When a health care provider bills a patient for the difference between what the provider charges and what insurance covers. Balance billing is only allowed when a provider is not in the insured’s network or when the service is not covered by health insurance. Patients who are not aware of balance billing can experience an ugly surprise when they receive an unexpected bill. They might also overpay if they don’t realize they have been balance billed inappropriately. One of the most common situations where patients are caught off guard by balance billing is when they visit an in-network hospital but not all of the providers who care for them during their treatment are in-network.

BREAKING DOWN 'Balance Billing'

Here’s an example of how balance billing works.

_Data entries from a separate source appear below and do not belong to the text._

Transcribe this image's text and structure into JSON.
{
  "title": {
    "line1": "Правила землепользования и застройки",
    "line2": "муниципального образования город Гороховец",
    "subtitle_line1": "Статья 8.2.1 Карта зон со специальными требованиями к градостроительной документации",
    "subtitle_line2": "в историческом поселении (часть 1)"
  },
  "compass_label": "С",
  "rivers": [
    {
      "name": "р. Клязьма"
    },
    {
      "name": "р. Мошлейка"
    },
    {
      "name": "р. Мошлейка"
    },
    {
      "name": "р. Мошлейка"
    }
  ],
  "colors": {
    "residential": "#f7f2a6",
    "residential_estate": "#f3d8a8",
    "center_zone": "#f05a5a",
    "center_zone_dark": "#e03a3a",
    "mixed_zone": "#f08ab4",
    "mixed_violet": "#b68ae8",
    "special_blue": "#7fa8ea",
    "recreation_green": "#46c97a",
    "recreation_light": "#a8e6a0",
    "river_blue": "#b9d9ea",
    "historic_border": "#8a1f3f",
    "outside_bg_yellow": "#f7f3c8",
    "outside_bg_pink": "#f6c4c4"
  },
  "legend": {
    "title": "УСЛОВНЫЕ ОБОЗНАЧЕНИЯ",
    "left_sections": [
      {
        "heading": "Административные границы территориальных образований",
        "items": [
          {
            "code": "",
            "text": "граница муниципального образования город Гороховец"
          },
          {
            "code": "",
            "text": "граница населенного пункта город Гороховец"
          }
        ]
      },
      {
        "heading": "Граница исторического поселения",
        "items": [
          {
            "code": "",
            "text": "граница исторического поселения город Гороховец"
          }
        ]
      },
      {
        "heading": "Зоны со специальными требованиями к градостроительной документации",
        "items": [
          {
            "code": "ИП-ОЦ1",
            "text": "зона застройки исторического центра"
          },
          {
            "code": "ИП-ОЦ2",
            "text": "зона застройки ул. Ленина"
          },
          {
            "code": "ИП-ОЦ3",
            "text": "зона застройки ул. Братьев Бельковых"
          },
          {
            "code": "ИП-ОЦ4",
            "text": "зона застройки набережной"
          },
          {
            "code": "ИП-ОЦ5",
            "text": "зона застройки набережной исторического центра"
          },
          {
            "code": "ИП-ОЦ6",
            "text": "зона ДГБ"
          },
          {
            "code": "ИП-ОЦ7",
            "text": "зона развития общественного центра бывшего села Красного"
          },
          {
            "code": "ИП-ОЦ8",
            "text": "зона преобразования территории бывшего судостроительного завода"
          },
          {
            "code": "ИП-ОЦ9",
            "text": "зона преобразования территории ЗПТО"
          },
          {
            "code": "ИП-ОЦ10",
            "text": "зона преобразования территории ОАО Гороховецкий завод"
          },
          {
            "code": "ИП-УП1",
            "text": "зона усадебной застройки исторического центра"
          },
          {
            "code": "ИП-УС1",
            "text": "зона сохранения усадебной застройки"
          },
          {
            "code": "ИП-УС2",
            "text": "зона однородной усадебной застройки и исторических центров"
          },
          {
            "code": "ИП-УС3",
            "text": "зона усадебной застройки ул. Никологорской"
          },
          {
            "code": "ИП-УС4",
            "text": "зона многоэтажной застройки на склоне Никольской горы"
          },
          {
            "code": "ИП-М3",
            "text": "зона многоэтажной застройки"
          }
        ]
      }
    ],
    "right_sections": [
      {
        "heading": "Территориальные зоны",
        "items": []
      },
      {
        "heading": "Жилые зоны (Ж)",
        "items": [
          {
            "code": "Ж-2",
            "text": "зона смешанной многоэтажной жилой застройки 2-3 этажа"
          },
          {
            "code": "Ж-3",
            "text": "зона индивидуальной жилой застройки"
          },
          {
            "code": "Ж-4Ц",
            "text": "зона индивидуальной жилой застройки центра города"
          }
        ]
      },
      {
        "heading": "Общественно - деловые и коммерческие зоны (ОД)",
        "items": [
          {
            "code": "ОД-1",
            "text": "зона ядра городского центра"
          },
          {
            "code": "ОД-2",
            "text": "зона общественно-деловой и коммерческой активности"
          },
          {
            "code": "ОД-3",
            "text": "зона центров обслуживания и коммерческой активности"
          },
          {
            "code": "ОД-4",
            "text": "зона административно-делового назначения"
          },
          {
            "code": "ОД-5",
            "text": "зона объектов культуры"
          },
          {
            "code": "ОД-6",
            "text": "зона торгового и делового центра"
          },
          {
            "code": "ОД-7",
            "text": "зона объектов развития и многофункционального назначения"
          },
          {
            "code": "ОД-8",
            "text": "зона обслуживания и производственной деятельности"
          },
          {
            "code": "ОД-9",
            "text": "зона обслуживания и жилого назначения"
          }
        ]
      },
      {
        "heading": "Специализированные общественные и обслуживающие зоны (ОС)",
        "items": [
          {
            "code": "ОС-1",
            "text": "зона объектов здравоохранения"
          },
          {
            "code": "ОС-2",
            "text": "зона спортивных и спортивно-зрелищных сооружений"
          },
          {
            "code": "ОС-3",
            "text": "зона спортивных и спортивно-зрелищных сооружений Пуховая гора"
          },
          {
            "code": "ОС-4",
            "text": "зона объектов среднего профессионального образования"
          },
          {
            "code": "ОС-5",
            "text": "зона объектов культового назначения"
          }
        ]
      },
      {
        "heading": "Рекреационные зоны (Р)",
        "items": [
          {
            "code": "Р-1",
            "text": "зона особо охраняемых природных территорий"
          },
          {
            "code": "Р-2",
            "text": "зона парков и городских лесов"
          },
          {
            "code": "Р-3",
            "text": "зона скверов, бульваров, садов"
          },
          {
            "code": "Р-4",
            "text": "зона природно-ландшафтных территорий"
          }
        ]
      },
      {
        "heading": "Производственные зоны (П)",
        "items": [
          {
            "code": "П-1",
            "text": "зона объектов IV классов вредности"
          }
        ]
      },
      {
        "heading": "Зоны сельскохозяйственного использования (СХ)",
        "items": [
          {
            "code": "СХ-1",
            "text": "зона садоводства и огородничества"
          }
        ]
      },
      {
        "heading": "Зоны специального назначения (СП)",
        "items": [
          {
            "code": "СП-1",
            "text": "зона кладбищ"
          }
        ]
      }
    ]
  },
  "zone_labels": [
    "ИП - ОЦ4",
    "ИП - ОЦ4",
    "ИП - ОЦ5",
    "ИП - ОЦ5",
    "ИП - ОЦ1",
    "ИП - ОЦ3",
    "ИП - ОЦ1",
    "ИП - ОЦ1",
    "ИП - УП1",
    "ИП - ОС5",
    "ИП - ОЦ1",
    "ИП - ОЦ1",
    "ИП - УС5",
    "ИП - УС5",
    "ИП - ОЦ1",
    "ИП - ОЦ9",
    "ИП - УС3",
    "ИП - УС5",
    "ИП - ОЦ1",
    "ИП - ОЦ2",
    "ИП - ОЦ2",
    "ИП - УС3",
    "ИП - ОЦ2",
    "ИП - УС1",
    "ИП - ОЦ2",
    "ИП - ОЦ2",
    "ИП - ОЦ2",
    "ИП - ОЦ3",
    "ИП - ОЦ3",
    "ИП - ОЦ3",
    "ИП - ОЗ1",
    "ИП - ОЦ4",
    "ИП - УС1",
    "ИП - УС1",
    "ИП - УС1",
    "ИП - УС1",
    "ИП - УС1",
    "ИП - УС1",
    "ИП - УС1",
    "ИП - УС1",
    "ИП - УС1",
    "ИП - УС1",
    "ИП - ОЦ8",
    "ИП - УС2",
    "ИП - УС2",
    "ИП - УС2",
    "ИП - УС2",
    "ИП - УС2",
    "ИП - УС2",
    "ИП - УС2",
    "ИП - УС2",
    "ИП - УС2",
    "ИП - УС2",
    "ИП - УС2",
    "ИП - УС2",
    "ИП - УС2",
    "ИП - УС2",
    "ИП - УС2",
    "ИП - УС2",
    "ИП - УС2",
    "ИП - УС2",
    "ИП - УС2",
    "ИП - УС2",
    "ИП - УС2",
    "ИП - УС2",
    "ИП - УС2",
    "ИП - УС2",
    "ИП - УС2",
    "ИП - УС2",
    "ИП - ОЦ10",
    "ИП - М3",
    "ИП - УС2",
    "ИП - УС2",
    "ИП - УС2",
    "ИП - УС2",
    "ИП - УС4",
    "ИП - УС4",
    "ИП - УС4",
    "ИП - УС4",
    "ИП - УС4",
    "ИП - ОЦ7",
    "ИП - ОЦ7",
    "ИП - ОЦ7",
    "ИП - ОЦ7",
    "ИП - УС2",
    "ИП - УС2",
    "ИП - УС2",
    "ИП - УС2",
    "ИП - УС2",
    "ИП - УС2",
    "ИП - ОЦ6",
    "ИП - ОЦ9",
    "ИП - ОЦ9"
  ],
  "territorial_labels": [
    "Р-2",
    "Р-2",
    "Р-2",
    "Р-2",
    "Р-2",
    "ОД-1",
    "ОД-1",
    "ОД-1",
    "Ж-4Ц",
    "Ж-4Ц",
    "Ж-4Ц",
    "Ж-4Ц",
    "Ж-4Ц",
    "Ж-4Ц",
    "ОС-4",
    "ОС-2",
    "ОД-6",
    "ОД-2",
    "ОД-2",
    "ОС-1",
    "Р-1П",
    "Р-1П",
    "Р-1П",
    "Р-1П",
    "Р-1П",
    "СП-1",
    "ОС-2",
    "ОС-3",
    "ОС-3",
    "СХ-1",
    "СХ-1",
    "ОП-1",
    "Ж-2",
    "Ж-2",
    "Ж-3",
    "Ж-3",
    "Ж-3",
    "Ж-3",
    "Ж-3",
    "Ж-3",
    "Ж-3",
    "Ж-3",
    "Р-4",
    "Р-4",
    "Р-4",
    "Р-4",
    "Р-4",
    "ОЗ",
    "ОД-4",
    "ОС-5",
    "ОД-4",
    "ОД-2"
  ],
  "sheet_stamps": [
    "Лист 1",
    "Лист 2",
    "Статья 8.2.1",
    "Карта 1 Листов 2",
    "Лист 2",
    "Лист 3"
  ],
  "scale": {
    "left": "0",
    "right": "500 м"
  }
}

Suppose you visit your primary care physician, who is in your insurance network, because you are experiencing chronic back pain that has gotten so bad it is interfering with your daily activities. Your primary care physician refers you to a spine expert. Even though he is not in your insurance network, you decide to see him because your primary care physician says he is the best in the area.

Several weeks later, after your insurance has processed the claims for your visits to both doctors and the doctors have been reimbursed, you get two bills in the mail. The first, from your primary care physician, is for $20. Your insurance paid 80% of the $100 bill and your co-insurance responsibility is the remaining $20. The spine specialist, on the other hand, sends you a much larger bill. His customary fee for a consultation with a new patient is $500. Your insurance provides some out-of-network coverage, but it will only cover $200 for a visit to a specialist, of which you are responsible for 40% out-of-network coinsurance, or $80. The spine doctor balance bills you for $380, which is the difference between the $120 it received from your insurance company and his $500 fee.